Par courrier électronique du 12 juin 2023, [Y] [K] a notifié à son bailleur l’existence d’erreurs affectant l’état des lieux d’entrée que lui avait adressé ce dernier en raison de désordres n’y apparaissant pas.
Par courrier du 19 juin 2023, [Y] [K] a sollicité la réalisation par son bailleur de travaux dans son logement.
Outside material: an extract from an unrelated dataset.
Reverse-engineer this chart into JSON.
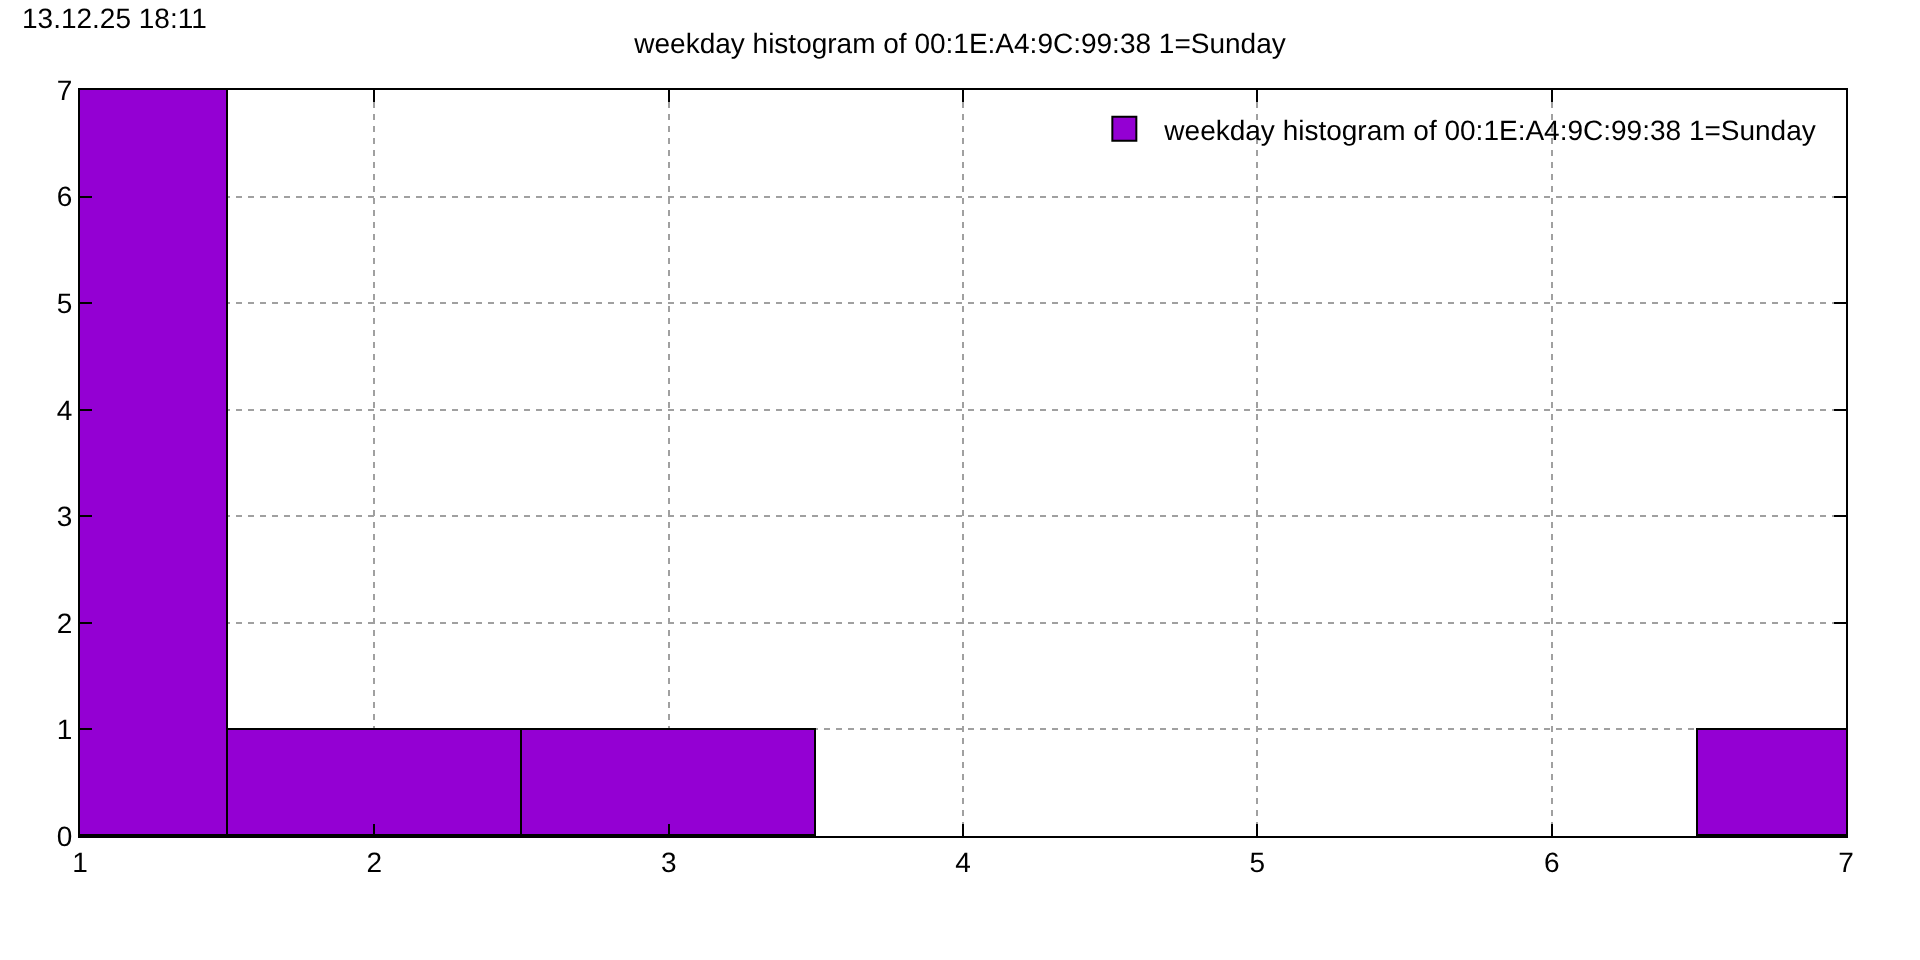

Par courrier du 8 août 2023, [Localité 5] Métropole Habitat a indiqué à sa locataire avoir fait appel à divers prestataires aux fins d’effectuer les travaux nécessaires.
Par courrier électronique du 6 octobre 2023, [Y] [K] a transmis au conciliateur de justice du tribunal judiciaire de Lille une liste des travaux restant à effectuer par son bailleur.
Le 20 septembre 2023, le conciliateur de justice du tribunal judiciaire de Lille a dressé procès verbal de carence en l’absence de comparution du bailleur.
Par courrier électronique du 1er décembre 2023, [Localité 5] Métropole Habitat a indiqué à [Y] [K] qu’elle allait effectuer les travaux dont liste avait été remise au conciliateur de justice avant la fin de l’année.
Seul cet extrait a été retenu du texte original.